T.C. Mİllî Eğİtİm BakanlIğI
VAN / ÖZALP - 20 Temmuz Ortaokulu

VERİMLİ DERS ÇALIŞMA

VERİMLİ DERS ÇALIŞMA YOLLARI

            Ana, baba ve öğretmenlerin öğrenciden genel beklentisi, onların "derslerine çok çalışıp, başarılı olmaları" yönündedir. Beklenti böyle olunca başarısızlığın nedeni, "yeterince çalışmamak" olarak görülmekte ve öğrenciden sürekli daha çok çalışması istenmektedir. Oysa gerekli olan "Bilinçsizce çok çalışmak" değil; verimli ders çalışma yollarını iyi bilerek ve bunlardan gereğince yararlanarak etkili çalışmaktır. Verimli ders çalışma yollarını öğrenmek isteyen öğrencinin, önce bu yönde olumlu alışkanlıklar kazanmaya kararlı ve niyetli olması gerekir. Buna karar verdikten sonra ders çalışmasını aksatan ya da kolaylaştıran alışkanlıklarının bir listesini yapmalıdır. Bir yandan listede yer alan olumsuz alışkanlıklarını bırakmaya çalışırken öbür yandan da olumlu alışkanlıklarını pekiştirmek için çaba göstermelidir. Çalışma ve denemeler, olumsuz alışkanlıklar atılıncaya, olumlu alışkanlıklar iyice yerleşinceye kadar sürdürülmelidir

VERİMLİ DERS ÇALIŞMA YOLLARI NELERDİR?

1-AMAÇLARINIZI BELİRLEYİNİZ.

Her çalışma bir amaca yönelik olmalıdır. Bu amaçlar, bir problemin çözümünü öğrenmek, bir yazıdaki ana düşünceyi bulabilmek vs. olabilir. Bunları iyi belirleyerek çalışmaya başlayan kişiler, bu yakın amaçlara ulaşa ulaşa sınıfını geçmek, okulunu bitirmek ve sınavı kazanmak biçiminde özetlenen uzaktaki amaçlarına da ulaşmaktadırlar.                                       

2- PLANLI ÇALIŞINIZ.

Birden çok iş ya da ders üzerinde aynı günde çalışmanız gerektiğinde hangisinden işe başlayacağınızı bilemediğiniz ya da çalışmaya başlamak için karar veremediğiniz anlar oluyor mu? Bu soruya yanıtınız "evet" ise, sizin planlı çalışmayı bilmediğinizi kolayca söyleyebiliriz. Bu tür bir durumla, yani aynı zamanda birden çok dersi çalışmayla yüz yüze geldiğinizde, dersler-den her birinin üzerinizde yarattığı ruhsal baskı, bunlardan herhangi birine kendinizi tümüyle vermenizi engelleyerek ve verimsiz biçimde işlerden birini bırakıp ötekine atılmanıza neden olacaktır. Bu tür kararsızlık ve karışıklık ancak hangi dersi ne zaman yapacağınızı belirli bir sıraya koymakla yani "Karar Vermekle" ortadan kalkar. İşte çalışmada plan; "nasıl", "ne zaman" ve "nerede" çalışacağınıza karar vermek demektir.
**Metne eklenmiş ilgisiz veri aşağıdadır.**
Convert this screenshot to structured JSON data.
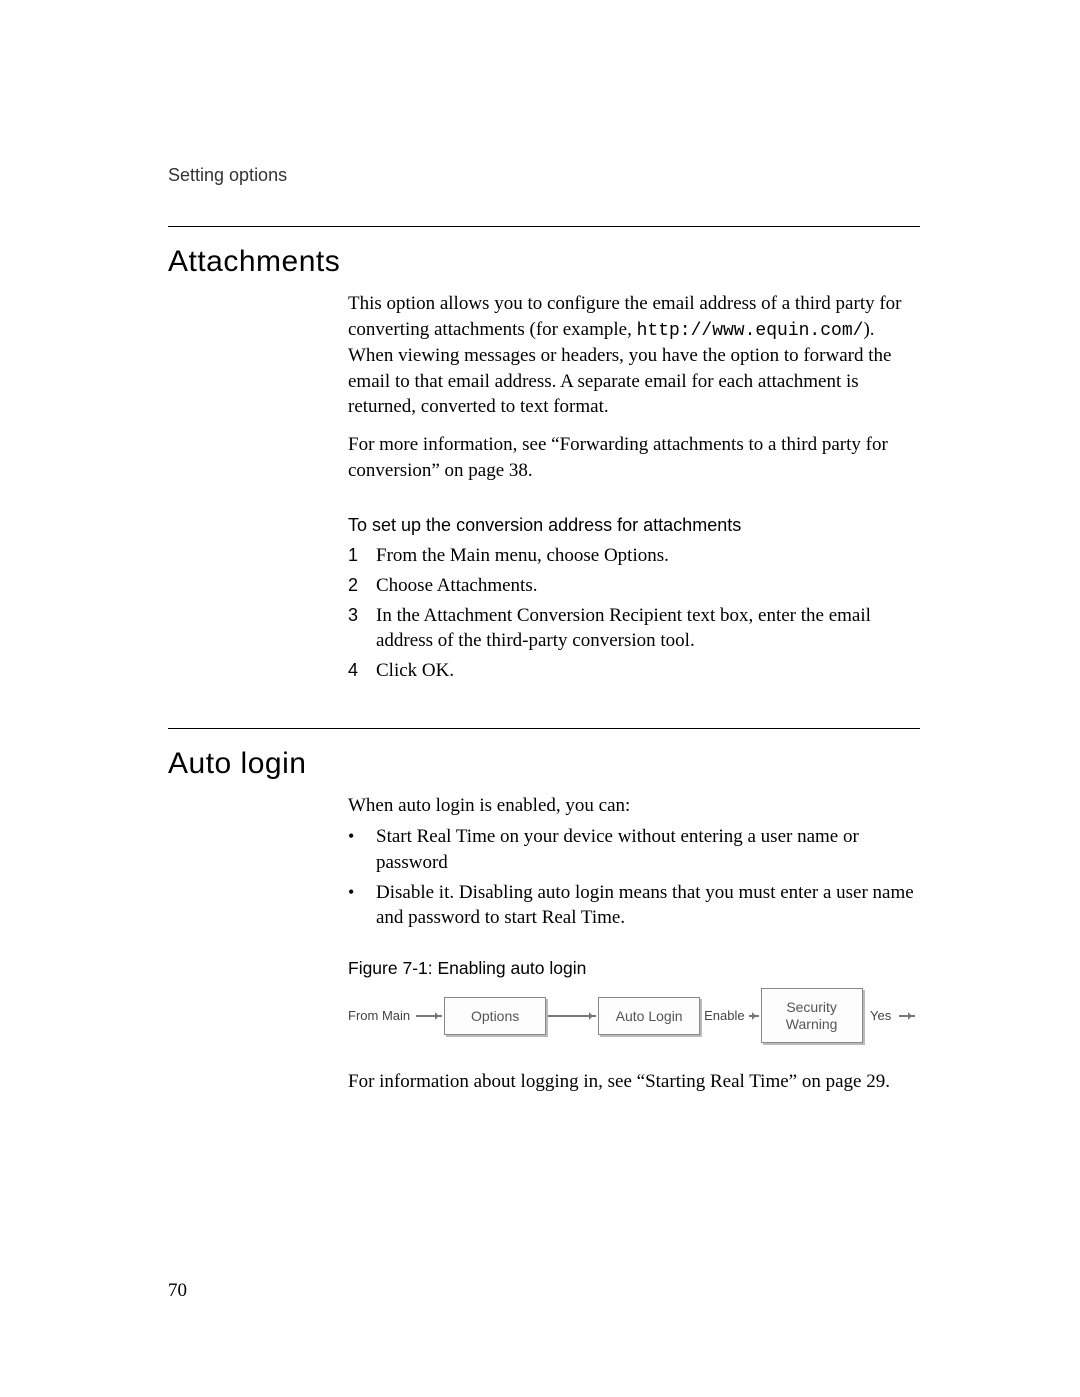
{
  "header": {
    "running": "Setting options"
  },
  "sections": {
    "attachments": {
      "heading": "Attachments",
      "intro_a": "This option allows you to configure the email address of a third party for converting attachments (for example, ",
      "intro_url": "http://www.equin.com/",
      "intro_b": "). When viewing messages or headers, you have the option to forward the email to that email address. A separate email for each attachment is returned, converted to text format.",
      "more_info": "For more information, see “Forwarding attachments to a third party for conversion” on page 38.",
      "task_label": "To set up the conversion address for attachments",
      "steps": [
        {
          "n": "1",
          "t": "From the Main menu, choose Options."
        },
        {
          "n": "2",
          "t": "Choose Attachments."
        },
        {
          "n": "3",
          "t": "In the Attachment Conversion Recipient text box, enter the email address of the third-party conversion tool."
        },
        {
          "n": "4",
          "t": "Click OK."
        }
      ]
    },
    "autologin": {
      "heading": "Auto login",
      "intro": "When auto login is enabled, you can:",
      "bullets": [
        "Start Real Time on your device without entering a user name or password",
        "Disable it. Disabling auto login means that you must enter a user name and password to start Real Time."
      ],
      "figure_caption": "Figure 7-1: Enabling auto login",
      "flow": {
        "from_label": "From Main",
        "b1": "Options",
        "b2": "Auto Login",
        "enable_label": "Enable",
        "b3_line1": "Security",
        "b3_line2": "Warning",
        "yes_label": "Yes"
      },
      "closing": "For information about logging in, see “Starting Real Time” on page 29."
    }
  },
  "page_number": "70"
}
Öğrenciler ders programlarını genelde bir başkasına hazırlatmayı tercih ederler. Bunun nedenini öğrencinin ders çalışma programını nasıl yapması gerektiğini bilmiyor olması değildir. Ama başkasına hazırlatmak daha kolaydır. Birçok öğrenci rehberlik servisine gelip, hazır bir ders programı istemektedir aslında bu son derece yanlış bir taleptir. Önemli olan öğrencinin kendi ders programını kendisinin yapabilmesini öğrenmesidir. Kısaca "Balık tutmasını öğrenmektir." Programın kalıplaşmış bir şekli, bir formatı yoktur. Başarıya direkt götürecek sihirli bir ders programı da yoktur. Sizi tanıyan en iyi kişi yine kendiniz olduğu için en verimli program sizin hazırladığınız olacaktır. Öncelikle kendinizi tanıyın. Hangi saatte enerjiksiniz, hangi saatte ders çalışma sizin için verimli oluyor, kaçta uykunuz geliyor, yemek saatleriniz nedir?, hangi dersi kolay yada zor anlıyorsunuz, arkadaşlarınıza ne kadar zaman tanımalısınız, seyrettiğiniz filmler, ailenizle geçireceğiniz vakitlerin hepsini düşünün ve bir kağıda yazın. Bunu haftalık olarak yapın. Hangi gün kime ve neye ders dışında zaman harcadığınızı bilin.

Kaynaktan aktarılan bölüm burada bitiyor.